Again, this guideline took about 10 days to sink in and become a rule they never questioned, but saved us YEARS of headaches. 

I want to honor that this is hard, emotionally, for some parents. But it’s absolutely crucial. 

Hunger is a natural thing that happens sometimes. 

If a child never gets hungry, or views the feeling of hunger as somehow “wrong” rather than a normal, temporary discomfort, it makes healthy eating impossible. 

9. Mix everything together into a circular starchy object

My partner, bless her heart, cooked up an uninmaginable number of savory pancakes with veggies. It turns out kids eat almost anything if it has carbs and is cooked into finger-food with oil and salt in a skillet:

zucchini pancakes, carrot patties, black-bean burgers, beet falafel, broccoli-cheese biscuits, scrambled eggs with rainbow chard, fried plantain slices, Napa nuggets, cilantro-scallion skillet cakes, cranberry-almond muffins, lentil garlic lumps…

10. Literally never give plain white food

This is an extension of the discovery we had above, after the success of veggie skillet cakes. 

After a certain point, my kids never had the option to eat white rice. Or even brown rice. 

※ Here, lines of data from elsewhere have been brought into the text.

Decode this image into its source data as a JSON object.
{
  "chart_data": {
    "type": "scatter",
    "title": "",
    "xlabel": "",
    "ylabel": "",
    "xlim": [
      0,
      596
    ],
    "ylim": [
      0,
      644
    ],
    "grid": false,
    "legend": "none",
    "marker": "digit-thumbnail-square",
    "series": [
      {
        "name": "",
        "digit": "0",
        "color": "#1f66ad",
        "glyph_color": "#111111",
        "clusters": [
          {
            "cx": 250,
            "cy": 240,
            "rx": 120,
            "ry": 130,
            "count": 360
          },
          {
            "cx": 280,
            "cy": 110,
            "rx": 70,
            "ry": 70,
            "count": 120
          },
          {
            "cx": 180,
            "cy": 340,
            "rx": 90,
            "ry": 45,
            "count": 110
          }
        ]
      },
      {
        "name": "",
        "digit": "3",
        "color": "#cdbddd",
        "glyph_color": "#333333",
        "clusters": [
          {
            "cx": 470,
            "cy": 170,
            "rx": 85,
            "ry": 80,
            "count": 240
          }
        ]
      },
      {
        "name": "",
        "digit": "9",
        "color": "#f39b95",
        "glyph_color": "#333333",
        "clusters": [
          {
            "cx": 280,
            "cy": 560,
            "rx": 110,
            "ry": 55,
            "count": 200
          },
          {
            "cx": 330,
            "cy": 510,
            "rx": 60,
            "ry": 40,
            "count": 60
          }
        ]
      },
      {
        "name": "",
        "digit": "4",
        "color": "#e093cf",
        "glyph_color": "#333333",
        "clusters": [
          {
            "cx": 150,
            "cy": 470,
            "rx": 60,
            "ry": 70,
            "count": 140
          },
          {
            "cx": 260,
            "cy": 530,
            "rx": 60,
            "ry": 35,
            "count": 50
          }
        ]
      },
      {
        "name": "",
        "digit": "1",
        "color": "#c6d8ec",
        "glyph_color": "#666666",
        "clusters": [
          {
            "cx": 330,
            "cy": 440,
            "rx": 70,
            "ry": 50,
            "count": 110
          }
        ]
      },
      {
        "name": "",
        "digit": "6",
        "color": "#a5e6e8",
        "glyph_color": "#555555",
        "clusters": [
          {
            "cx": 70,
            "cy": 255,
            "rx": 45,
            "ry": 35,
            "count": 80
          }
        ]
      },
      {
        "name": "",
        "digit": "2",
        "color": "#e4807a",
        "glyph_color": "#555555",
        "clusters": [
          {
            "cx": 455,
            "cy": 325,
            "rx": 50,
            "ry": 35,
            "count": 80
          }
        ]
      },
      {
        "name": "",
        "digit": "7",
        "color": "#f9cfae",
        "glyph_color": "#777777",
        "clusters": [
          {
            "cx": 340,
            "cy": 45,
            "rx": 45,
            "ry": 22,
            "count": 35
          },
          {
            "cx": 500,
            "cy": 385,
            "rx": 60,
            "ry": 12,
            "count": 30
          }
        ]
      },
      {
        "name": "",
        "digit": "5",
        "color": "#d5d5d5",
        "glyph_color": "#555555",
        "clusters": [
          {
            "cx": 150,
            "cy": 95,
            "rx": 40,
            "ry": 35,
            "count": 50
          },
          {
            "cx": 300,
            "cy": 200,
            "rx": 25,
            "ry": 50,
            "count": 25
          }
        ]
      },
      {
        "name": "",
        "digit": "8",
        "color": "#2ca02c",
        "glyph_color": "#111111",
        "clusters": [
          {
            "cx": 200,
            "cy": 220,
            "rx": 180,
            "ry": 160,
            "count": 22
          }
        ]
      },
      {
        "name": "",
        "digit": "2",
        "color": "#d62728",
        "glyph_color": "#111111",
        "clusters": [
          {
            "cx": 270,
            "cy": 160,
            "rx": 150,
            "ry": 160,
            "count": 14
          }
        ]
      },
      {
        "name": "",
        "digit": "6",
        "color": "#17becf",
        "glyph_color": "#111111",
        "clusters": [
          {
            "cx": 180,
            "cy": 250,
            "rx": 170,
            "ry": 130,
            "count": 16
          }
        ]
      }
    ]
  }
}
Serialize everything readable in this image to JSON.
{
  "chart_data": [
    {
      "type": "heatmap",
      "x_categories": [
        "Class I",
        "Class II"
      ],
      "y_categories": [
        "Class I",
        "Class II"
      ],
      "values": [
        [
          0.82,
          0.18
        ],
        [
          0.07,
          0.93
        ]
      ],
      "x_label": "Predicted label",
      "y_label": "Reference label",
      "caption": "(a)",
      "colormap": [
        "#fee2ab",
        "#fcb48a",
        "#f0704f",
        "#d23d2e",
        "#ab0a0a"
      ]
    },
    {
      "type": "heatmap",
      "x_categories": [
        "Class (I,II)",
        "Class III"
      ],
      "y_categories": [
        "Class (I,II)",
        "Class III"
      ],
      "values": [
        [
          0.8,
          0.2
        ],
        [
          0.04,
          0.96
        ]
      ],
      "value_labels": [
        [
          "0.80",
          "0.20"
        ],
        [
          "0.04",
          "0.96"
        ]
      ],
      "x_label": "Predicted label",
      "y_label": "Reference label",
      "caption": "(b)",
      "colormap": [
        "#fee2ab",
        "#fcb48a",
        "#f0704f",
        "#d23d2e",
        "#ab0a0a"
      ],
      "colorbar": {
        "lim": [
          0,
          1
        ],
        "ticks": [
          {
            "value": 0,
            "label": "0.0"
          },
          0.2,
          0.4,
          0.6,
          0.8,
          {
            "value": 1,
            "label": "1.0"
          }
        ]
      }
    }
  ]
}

Every single time we served rice I spent 30 seconds dicing veggies from the main dish into tiny rice-sized bits, and then mixed them into the rice with a small amount of sauce, so at least they got a tiny taste of kung pao tofu or whatever. They never even saw the plain rice. Before it was even off the counter, it was speckled. 

Bread was served as bruschetta or with a dab of peanut sauce, marinara, gumbo, tzatziki, whatever. Pizza had olives or bell peppers or spinach or pepperoni. Potatoes had scallions and sauce. “Mac & Cheese” was always “Mac & Cheese Peas” and included oregano or basil, whole herbs if our garden had ‘em. If there was chicken, I served it on the bone, and spent the meal laughing with the kids about how to pick the the little bits of meat off.  

This is one of those areas where some extra effort can give some great results, even if you don’t follow the rest of the system. And you can find some recipes that adults love too! 

11. Finish your plate before seconds

OK, so this is a hard one. We didn’t start this until our older was almost 4. 

At a certain point, when the kids were old enough to start verbally pushing back against certain foods, we made a rule: no seconds on anything until the whole plate is finished. 

In other words, if they ate their soy chicken, but not their cheesy broccoli rice, they couldn’t get more chicken until the plate was clean. 

To make this even remotely possible, we gave them VERY SMALL portions of each dish to start with. Like three bites. 

It was a fight for about one week. But no negotiating. We just made a rule, and waited, and bit our tongue during the difficult part. And then, like magic, it became simply “how it is.” 

We didn’t pressure the kids to eat the food. If they didn’t want it, we just said “it’s OK if your tummy isn’t hungry for the chili. You don’t have to eat it.” But we didn’t run to the kitchen for more cornbread. If they wanted, they could leave the table and go play. They often did this. 

If they were hungry, we let them be hungry until the next scheduled time for food. Often this meant that lunch was small and dinner was big, or dinner was slim and next morning’s breakfast was huge. 

But usually they gobbled up dinner about an hour later, or they genuinely weren’t too hungry and didn’t put up much of a fuss. 

I think this step has to be supported by the other rules. By this point, our kids were consistently eating about 80% of what we served them. And like I said, we adapted our cooking. If they consistently rejected something, we stopped cooking it.

Part of the idea behind these rules is that you regard your kids as human beings with an equitable role as eaters in the family. 

You don’t treat them like adults —they need structure— but you honor their taste buds, and their ability to make choices. 

IVage 5 Years to 10 years

ENJOY YOUR FRICKIN’ DINNER.

(keep making the food delicious)

As I am revising this article, my kids are 7 and 9. Meanwhile we are chillin’ and making whatever food we want. The sacrifices we made for a few years feel very worth it. Dinner is delicious, relaxed and awesome, and has been for years. 

My partner has the kids cooking dinner for us once a week, which they love and look forward to. 

Put the work in early and then enjoy yourself!